The snow atop Greenland’s ice sheet has warmed markedly over the last 60 years, a trend driven by percolating meltwater that will accelerate in coming years, according to research by Dartmouth scientists and their colleagues.
The rapid melting of most of the world’s glaciers is well established, but the new findings shed light on the mechanisms that control how the interior of the ice warms and how melt leaves the ice sheet to contribute to sea level rise. The study appeared in the journal Geophysical Research Letters.
The researchers re-measured temperatures in shallow boreholes in the firn at locations first observed from 1952 through 1955 across the northern Greenland ice sheet. Firn is layers of old snow that compacts over time and eventually becomes glacier ice. The results show a pattern of substantial firn warming (up to 10 degrees Fahrenheit) over the past 60 years at mid-level elevations of the ice sheet, but little change at higher elevations.

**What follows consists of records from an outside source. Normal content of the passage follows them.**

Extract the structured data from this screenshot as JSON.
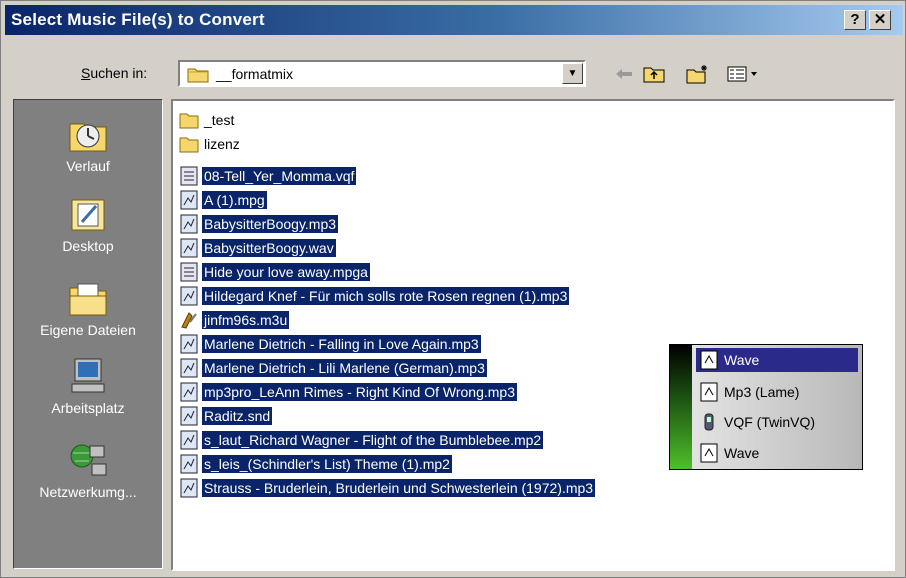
{
  "window": {
    "title": "Select Music File(s) to Convert",
    "help_label": "?",
    "close_label": "✕"
  },
  "lookin": {
    "label_underlined": "S",
    "label_rest": "uchen in:",
    "folder_value": "__formatmix"
  },
  "places": [
    {
      "label": "Verlauf",
      "icon": "history-icon"
    },
    {
      "label": "Desktop",
      "icon": "desktop-icon"
    },
    {
      "label": "Eigene Dateien",
      "icon": "my-documents-icon"
    },
    {
      "label": "Arbeitsplatz",
      "icon": "my-computer-icon"
    },
    {
      "label": "Netzwerkumg...",
      "icon": "network-icon"
    }
  ],
  "files": [
    {
      "name": "_test",
      "type": "folder",
      "selected": false
    },
    {
      "name": "lizenz",
      "type": "folder",
      "selected": false
    },
    {
      "name": "08-Tell_Yer_Momma.vqf",
      "type": "vqf",
      "selected": true
    },
    {
      "name": "A (1).mpg",
      "type": "audio",
      "selected": true
    },
    {
      "name": "BabysitterBoogy.mp3",
      "type": "audio",
      "selected": true
    },
    {
      "name": "BabysitterBoogy.wav",
      "type": "audio",
      "selected": true
    },
    {
      "name": "Hide your love away.mpga",
      "type": "vqf",
      "selected": true
    },
    {
      "name": "Hildegard Knef - Für mich solls rote Rosen regnen (1).mp3",
      "type": "audio",
      "selected": true
    },
    {
      "name": "jinfm96s.m3u",
      "type": "playlist",
      "selected": true
    },
    {
      "name": "Marlene Dietrich - Falling in Love Again.mp3",
      "type": "audio",
      "selected": true
    },
    {
      "name": "Marlene Dietrich - Lili Marlene (German).mp3",
      "type": "audio",
      "selected": true
    },
    {
      "name": "mp3pro_LeAnn Rimes - Right Kind Of Wrong.mp3",
      "type": "audio",
      "selected": true
    },
    {
      "name": "Raditz.snd",
      "type": "audio",
      "selected": true
    },
    {
      "name": "s_laut_Richard Wagner - Flight of the Bumblebee.mp2",
      "type": "audio",
      "selected": true
    },
    {
      "name": "s_leis_(Schindler's List) Theme (1).mp2",
      "type": "audio",
      "selected": true
    },
    {
      "name": "Strauss - Bruderlein, Bruderlein und Schwesterlein (1972).mp3",
      "type": "audio",
      "selected": true
    }
  ],
  "popup": [
    {
      "label": "Wave",
      "highlighted": true,
      "icon": "wave-icon"
    },
    {
      "label": "Mp3 (Lame)",
      "highlighted": false,
      "icon": "wave-icon"
    },
    {
      "label": "VQF (TwinVQ)",
      "highlighted": false,
      "icon": "vqf-icon"
    },
    {
      "label": "Wave",
      "highlighted": false,
      "icon": "wave-icon"
    }
  ],
  "colors": {
    "selection": "#0a246a",
    "titlebar_start": "#0a246a",
    "titlebar_end": "#a6caf0",
    "places_bg": "#808080",
    "popup_strip": "#4fbf2a"
  }
}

To explain the pattern of temperature increases they observed, the researchers modeled the process of meltwater percolating into the firn. The modeling showed that when melt occurs and water percolates down into the firn, it carries latent heat with it several meters downward. There, under highly insulating layers of snow, the heat from consecutive melt events accumulates and is partly stored for several years. The amount of firn warming is highly sensitive to the amount of meltwater produced at the surface, but the impact endures for an extended time, requiring more than four years for the firn temperature rise to drop below 50 percent of the peak impact from a percolation event.
“The important implication of this is that the energy delivered into the firn by percolating meltwater and released as heat by refreezing the meltwater can accumulate over multiple years,” says lead author Chris Polashenski ’07, Thayer ’07, ’11, an adjunct assistant professor at Thayer School of Engineering and a research geophysicist at the U.S. Army Corps of Engineers Cold Regions Research and Engineering Laboratory.
“Such an amplified warming within the layers of the firn is important to understanding sea level rise,” Polashenski says. “A lot of the melt currently produced on the Greenland ice sheet never makes it to ocean because the firn is still cold enough to refreeze the meltwater that enters it. The accumulation of heat year after year within the firn, however, ‘ripens’ the ice sheet and makes it less capable of recapturing future melt events—a process that these observations show is well under way."